What we do is, again, using the weighted average. $A$ contributes with 1/3. $B$ contributes with 2/3.


It's "like if B were two particles in one" $\vec{r}_{CM}=\frac{\vec{OA}+\vec{OB}+\vec{OB}}{3}$. Exactly the same result.

So, generalising this. A particle with mass $m_i$ contributes iwht $m_i/M$, where $M$ is the total mass of the system. That's why the weighted average position is

$$\vec{r}_{CM}=\sum_i \frac{m_i}{M} \vec{r}_i =\sum_i \frac{m_i \vec{r}_i}{M} $$

All this is equivalent to the usual formula:

$$\vec{r}_{CM}= \frac{\sum_i m_i \vec{r}_i}{\sum_j m_j} $$

Its's just the weighted average of all positions. Weighted by the masses.

So, after having this, then you come up with some proeprties. For example, you find out that all individual weights, added up together, can be expressed as a single resultant force acting on this very point, and not other, but this CM.

This, among other properties, makes this point special. You can also check that

  • the CM as a reference framse sees the sum of distances = 0.
  • The total momentum of the obejct is the same as $M\cdot \frac{d\vec{r}_{CM}}{dt}$, so it behaves as a single massive particle placed there.

And so on.

So the idea is that it's the "average position of the system", and it turns out to have interesting properties.


For every collection of particles, we can define a quantity called the "center of mass". Definitions also exist in the case of continuous distributions, such as a solid object. I will call generally the matter containing the particles/continuous distribution "the object". The different parts of the object can interact with each other through forces. We call these forces "internal forces". The different parts of the object can also interact with "stuff" that is not part of the object through other forces, and we call these "external forces".

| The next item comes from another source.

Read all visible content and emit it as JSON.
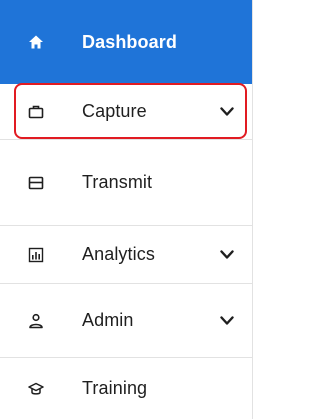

All these definitions become useful because it can be proven using Newton's laws that the movement of the point in space we call the center of mass only depends on the external forces. All the internal forces somehow cancel each other. Therefore, this point is space, the center of mass, obeys Newton's second law with the mass equal to the mass of the object. This is very useful as this allows extension of Newton's laws from point object to "real" objects. In a sense, if you define the "movement of the body" as being the movement of the center of mass, then yes, you can say that the body moves with the velocity of the center of mass. In other words, if you look at the body from a large distance, its movement will be identical to the movement of an object with all its mass concentrated in the center of mass.

Returning to a closer view, in the case of objects that don't have a rigid shape, such as blocks linked by a spring, the blocks will move relative to the center of mass. To see how the blocks move relative to the center of mass, you only have to take into consideration the internal forces, as the external forces are taken into account with the motion of the center of mass. This can simplify the solution to some problems. Simply look at the object and presume that there are no external forces, and solve Newton's equations. Then, to have the motion of the various parts of the object relative to "the world", add the movement of the center of mass.

As an exercise, you can consider two identical masses vertically aligned, linked by a spring of negligible mass falling in a uniform gravitational field. First, you can try to solve the problem using the center of mass concept. You see that the masses, by symmetry, will oscillate about the center of mass with an harmonic movement. The center of mass will also accelerate with a constant acceleration. To have the motion of each mass, simply add the position of the center of mass to the position of the mass relative to the center of mass. Now, solve the problem using the equations of motion for each mass. Therefore, there will be two forces on each mass: the gravitational force, and the spring force. The latter will couple your equations of motion, as it depends on the difference in position between the two masses. If you solve these equations, you will find the same solution as in the first case, but this will require more work.